Monday, September 20, 2010

Roubini Says Fed Is Out of Ammo, What U.S. Needs Is A Payroll Tax Cut

Ubiquitous Noriel Roubini wrote an article on the Washington Post in which he says that the U.S. needs a payroll tax cut. He reiterates that the chances of a double-dip recession have increased from from "unlikely" to about a "40%"

He also had some praise for the government, which created TARP, Troubled Assets Relief Program, stimulus spending and zero interest rates for nearly two years and managed to prevent a second Great Depression. So far, we should say!

However, as we know, the Fed has little ammunition left. In addition, Roubini says that federal deficit is so high that further stimulus is unwise.

Roubini claims that a better option is for the administration to reduce the payroll tax for two years.

"The reduced labor costs would lead employers to hire more; for employees, the increased take-home pay would boost much-needed economic consumption and advance the still-crucial process of deleveraging households (paying down credit card debt and other legacies of the easy-credit years).

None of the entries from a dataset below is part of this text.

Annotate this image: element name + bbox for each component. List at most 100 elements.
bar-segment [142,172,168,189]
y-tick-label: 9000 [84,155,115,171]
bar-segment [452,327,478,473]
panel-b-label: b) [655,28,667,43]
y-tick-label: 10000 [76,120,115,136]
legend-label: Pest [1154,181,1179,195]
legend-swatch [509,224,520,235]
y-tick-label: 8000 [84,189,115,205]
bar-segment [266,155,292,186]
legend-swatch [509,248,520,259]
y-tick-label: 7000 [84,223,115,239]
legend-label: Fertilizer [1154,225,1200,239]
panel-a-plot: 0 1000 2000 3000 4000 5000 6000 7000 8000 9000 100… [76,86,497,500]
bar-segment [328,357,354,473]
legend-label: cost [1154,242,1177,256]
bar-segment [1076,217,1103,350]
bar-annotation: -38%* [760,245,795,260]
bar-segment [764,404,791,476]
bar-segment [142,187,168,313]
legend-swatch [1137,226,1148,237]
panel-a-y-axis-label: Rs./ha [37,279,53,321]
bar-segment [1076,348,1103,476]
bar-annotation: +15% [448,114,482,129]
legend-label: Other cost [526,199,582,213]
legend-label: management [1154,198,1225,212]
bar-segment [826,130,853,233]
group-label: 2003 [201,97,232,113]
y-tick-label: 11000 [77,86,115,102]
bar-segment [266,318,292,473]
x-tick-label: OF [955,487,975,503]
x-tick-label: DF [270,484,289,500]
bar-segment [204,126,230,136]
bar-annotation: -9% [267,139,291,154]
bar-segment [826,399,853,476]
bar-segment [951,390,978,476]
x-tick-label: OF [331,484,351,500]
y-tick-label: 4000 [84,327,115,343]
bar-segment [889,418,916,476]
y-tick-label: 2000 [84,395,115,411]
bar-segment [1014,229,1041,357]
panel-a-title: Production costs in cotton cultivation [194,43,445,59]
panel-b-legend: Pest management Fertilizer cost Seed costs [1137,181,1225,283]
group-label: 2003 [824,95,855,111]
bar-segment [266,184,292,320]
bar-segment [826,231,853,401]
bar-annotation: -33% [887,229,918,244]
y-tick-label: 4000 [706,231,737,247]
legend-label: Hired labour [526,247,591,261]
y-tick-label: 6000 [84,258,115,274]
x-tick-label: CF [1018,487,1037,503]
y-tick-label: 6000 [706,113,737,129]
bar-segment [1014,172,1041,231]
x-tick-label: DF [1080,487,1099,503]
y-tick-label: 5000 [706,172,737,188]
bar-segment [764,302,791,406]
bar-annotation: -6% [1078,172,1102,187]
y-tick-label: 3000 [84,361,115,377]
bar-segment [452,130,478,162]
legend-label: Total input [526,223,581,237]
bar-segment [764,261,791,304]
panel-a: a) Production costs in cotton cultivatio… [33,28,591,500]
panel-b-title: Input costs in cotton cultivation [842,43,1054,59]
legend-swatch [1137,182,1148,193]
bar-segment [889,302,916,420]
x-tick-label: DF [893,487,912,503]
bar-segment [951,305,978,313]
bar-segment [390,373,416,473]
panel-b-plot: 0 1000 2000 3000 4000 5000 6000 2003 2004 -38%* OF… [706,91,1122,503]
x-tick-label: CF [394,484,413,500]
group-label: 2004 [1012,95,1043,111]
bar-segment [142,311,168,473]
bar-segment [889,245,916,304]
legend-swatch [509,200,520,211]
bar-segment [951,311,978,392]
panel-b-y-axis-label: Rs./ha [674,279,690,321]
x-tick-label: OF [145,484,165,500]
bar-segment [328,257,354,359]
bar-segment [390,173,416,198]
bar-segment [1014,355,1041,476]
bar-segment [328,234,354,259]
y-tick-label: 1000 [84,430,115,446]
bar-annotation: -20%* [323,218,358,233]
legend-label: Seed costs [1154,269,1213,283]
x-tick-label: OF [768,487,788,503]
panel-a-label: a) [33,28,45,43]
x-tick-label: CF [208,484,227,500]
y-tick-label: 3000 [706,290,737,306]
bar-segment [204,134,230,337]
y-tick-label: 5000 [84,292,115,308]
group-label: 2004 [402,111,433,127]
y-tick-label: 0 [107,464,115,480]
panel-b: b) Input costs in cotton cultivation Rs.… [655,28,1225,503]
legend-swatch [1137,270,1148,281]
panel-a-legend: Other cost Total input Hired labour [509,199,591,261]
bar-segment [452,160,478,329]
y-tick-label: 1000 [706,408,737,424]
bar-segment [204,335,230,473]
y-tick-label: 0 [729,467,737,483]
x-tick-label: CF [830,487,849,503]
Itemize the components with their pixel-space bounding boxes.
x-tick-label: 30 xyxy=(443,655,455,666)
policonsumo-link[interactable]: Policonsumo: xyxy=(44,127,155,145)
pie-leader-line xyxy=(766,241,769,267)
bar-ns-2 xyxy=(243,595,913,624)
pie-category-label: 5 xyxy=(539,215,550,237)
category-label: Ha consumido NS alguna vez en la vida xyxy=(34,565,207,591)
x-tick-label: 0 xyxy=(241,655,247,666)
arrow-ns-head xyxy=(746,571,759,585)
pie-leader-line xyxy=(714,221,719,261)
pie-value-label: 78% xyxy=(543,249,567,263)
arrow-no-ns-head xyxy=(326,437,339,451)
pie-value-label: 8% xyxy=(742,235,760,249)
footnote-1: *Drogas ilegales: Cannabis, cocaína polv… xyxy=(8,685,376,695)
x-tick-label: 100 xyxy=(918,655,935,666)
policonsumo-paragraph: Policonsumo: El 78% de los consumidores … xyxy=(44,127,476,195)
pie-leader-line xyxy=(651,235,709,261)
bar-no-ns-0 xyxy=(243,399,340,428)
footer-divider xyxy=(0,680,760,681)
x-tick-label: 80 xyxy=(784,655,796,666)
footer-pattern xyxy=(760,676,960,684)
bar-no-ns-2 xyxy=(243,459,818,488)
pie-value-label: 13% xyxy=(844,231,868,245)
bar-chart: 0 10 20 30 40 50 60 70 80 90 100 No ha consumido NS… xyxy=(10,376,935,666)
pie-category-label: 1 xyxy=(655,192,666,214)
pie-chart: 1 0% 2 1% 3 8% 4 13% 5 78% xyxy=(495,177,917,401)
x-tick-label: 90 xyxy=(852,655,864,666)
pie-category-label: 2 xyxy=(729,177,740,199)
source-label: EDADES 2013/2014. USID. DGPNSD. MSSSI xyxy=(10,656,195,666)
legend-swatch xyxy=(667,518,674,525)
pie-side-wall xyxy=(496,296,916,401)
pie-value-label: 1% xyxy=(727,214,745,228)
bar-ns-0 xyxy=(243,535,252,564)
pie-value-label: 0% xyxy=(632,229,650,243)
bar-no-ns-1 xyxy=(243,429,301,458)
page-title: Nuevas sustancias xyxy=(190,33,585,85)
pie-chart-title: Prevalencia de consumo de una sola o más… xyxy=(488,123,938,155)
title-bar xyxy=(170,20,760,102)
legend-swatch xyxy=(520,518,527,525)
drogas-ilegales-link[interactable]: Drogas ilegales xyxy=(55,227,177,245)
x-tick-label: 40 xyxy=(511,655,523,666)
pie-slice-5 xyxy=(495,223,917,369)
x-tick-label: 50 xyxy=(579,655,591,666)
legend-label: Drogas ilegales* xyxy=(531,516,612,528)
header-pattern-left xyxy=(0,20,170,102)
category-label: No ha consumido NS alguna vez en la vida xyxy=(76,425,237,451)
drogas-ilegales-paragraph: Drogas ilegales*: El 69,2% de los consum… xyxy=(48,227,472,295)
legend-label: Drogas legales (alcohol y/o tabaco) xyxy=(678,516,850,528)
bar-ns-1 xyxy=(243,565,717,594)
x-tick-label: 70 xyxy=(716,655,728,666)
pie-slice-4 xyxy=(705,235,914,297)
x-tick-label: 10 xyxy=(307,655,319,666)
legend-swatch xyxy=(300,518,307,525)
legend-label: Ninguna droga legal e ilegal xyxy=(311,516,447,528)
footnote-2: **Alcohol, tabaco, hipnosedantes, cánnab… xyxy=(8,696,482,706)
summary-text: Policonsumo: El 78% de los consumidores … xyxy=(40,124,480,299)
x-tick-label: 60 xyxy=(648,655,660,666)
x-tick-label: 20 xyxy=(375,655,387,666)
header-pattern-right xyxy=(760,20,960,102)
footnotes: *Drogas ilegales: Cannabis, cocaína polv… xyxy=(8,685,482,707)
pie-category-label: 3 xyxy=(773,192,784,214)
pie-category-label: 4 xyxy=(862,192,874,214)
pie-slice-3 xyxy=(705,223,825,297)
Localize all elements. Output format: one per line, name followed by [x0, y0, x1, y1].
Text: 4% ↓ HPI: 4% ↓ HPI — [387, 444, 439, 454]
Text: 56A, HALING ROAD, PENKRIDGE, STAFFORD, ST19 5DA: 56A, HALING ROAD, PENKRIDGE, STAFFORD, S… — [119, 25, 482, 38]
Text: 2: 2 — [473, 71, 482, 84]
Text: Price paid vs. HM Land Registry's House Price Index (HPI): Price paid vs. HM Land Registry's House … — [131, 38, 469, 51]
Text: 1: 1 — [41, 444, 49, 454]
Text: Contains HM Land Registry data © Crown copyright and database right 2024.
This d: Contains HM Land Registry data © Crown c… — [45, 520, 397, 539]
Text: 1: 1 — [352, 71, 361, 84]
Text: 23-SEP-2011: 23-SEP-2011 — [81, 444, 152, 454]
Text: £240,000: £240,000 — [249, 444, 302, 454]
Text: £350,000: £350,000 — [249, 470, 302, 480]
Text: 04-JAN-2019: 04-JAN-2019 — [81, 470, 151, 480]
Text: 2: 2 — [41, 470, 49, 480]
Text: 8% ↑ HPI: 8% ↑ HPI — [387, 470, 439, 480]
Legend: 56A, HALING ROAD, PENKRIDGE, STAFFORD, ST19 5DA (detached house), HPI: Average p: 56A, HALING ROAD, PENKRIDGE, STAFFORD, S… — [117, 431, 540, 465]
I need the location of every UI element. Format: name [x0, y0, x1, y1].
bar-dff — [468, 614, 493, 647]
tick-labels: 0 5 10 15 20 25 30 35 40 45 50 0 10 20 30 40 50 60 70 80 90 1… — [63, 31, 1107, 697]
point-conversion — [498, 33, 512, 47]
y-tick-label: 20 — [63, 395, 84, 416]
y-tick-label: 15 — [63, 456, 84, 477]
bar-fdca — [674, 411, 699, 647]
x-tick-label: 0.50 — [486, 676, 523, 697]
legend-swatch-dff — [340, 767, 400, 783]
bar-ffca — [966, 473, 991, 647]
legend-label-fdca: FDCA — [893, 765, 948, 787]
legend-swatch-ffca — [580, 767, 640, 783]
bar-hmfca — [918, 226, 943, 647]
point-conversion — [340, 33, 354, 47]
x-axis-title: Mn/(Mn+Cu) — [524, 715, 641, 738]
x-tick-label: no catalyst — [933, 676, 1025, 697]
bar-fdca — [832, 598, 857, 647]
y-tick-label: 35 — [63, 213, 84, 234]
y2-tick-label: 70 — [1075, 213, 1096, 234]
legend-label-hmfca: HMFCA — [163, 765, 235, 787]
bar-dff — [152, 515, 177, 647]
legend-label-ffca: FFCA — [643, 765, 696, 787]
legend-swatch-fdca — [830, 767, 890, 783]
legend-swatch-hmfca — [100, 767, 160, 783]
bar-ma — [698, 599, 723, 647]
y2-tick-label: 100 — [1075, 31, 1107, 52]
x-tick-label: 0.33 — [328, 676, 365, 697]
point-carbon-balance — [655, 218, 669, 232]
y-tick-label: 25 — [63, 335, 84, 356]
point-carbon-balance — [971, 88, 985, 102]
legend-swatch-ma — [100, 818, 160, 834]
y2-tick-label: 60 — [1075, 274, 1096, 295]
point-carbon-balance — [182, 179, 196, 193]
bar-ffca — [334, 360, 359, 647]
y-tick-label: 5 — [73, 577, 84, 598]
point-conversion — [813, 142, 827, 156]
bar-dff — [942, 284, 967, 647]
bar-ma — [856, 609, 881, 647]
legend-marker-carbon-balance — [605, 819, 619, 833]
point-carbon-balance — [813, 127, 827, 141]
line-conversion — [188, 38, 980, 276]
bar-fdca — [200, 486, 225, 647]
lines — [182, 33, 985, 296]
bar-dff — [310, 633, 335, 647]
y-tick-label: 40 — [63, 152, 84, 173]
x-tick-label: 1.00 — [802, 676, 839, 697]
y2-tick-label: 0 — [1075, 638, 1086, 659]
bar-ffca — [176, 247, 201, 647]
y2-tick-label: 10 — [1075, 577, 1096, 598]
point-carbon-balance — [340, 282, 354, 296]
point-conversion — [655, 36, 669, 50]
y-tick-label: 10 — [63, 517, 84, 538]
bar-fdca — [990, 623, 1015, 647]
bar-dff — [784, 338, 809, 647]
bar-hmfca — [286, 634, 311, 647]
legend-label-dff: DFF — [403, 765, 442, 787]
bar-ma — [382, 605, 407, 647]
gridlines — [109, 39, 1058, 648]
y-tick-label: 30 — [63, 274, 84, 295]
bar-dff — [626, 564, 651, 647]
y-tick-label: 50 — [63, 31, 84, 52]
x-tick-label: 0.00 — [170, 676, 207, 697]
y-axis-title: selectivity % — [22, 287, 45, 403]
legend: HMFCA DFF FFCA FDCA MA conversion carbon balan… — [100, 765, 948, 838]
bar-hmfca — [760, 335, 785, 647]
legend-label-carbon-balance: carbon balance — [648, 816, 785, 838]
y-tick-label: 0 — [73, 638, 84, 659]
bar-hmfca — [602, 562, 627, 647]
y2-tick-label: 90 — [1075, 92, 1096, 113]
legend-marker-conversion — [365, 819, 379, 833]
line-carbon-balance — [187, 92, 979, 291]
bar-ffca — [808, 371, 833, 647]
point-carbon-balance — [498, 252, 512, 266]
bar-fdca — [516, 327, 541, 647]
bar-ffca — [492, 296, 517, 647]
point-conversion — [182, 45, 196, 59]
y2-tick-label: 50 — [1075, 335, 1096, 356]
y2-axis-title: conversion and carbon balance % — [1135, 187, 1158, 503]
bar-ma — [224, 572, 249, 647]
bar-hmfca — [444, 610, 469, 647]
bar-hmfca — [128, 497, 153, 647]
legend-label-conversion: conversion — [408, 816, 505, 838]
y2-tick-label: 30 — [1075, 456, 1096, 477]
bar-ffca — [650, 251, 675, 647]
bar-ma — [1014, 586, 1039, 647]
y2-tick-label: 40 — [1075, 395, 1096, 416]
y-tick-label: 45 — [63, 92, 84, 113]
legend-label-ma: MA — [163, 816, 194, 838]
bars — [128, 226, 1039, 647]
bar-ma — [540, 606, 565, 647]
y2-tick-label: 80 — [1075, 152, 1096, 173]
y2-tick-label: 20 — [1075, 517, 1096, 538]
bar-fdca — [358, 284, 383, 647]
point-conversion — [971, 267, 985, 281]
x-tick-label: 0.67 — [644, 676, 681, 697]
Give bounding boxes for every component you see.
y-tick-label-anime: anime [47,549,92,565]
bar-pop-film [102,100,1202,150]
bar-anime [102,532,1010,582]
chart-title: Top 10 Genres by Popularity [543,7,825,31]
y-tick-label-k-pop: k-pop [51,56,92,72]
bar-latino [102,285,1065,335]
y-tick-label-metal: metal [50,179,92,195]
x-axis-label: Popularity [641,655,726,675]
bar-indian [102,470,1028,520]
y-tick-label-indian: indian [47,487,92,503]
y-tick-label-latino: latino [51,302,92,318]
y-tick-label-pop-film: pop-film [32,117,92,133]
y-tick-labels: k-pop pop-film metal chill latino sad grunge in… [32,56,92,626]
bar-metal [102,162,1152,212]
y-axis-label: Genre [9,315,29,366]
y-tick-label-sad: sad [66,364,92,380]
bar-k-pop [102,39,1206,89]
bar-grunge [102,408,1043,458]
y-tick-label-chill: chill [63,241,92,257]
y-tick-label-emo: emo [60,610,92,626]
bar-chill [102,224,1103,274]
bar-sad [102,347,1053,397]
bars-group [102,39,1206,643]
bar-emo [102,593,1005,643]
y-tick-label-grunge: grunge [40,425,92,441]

Most policy approaches, including the Obama proposals, have tended to subsidize the demand for capital rather than the demand for labor. That has the problem backward. In the second quarter, capital spending reached an annual growth rate of 25 percent. The argument that increased demand for capital leads to greater demand for labor (i.e., if you buy more machines you need workers to run them) has not held up. Firms are investing in capital goods, equipment and offshore offices that allow them to produce the same amount of goods with less -- and lower labor costs. To avoid a chronic increase in the unemployment rate, we need to subsidize the demand for labor -- achieving job creation -- rather than making it cheaper to buy capital, as investment and other tax credits would do".

"[...] A tiny percentage of the highest-income Americans will pay more for the service the government rendered to their brokerage firms and investment banks in 2008. In exchange, a large tax break can be fashioned for employers and employees that jump-starts consumption, encourages hiring and thereby reduces the risk of a double dip without busting the budget".